Les appelantes ont été lésées par la suppression rétroactive du régime de la réserve d'investissement et par l'instauration rétroactive du régime de la déduction pour investissement, alors que les autres Belges savent à l'avance ce que la loi prescrit et peuvent avoir confiance que celle-ci ne sera pas rapportée rétroactivement, de sorte qu'ils peuvent déterminer en toute clarté et sécurité la politique de leur entreprise.

A.3.2. Il a été exposé dans le premier mémoire que la question préjudicielle telle qu'elle a été posée par la Cour d'appel contient les deux parties des questions qui avaient été suggérées par les appelantes devant cette Cour.

Les appelantes ont également introduit un recours en cassation contre les arrêts qui décident de poser cette question préjudicielle. Il importe de préciser pourquoi ledit recours part du principe que la seconde question n'a pas été posée, alors qu'il est soutenu dans le mémoire introduit auprès de la Cour d'arbitrage que les deux parties sont bien incluses dans la question.
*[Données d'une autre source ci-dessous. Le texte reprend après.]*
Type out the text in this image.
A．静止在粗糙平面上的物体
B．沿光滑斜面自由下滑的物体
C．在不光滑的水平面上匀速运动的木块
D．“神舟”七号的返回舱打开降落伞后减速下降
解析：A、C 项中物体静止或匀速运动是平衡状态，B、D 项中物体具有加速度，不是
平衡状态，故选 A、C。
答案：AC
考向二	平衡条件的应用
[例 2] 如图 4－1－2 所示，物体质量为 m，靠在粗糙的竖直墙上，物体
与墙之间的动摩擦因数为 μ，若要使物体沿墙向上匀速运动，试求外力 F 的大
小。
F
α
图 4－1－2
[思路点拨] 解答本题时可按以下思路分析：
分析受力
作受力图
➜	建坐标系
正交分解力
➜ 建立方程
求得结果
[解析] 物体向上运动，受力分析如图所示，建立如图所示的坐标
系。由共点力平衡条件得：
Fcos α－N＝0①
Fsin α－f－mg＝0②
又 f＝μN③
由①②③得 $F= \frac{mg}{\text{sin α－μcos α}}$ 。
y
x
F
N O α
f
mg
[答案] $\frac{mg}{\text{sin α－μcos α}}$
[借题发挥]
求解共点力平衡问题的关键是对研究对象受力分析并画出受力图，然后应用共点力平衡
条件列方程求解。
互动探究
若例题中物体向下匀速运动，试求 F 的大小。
Les appelantes estimaient que la Cour d'appel était en principe compétente pour examiner la constitutionnalité de l'arrêté royal n° 149 du 30 décembre 1982. Cette Cour a jugé de manière inattaquable que l'arrêté dans son ensemble avait été confirmé par l'article 11 de la loi du 1er juillet 1983.

La Cour d'appel accède à la demande visant à faire poser une question préjudicielle concernant l'article 2, § 4, de l'arrêté royal n° 149 du 30 décembre 1982 confirmé par la disposition législative précitée.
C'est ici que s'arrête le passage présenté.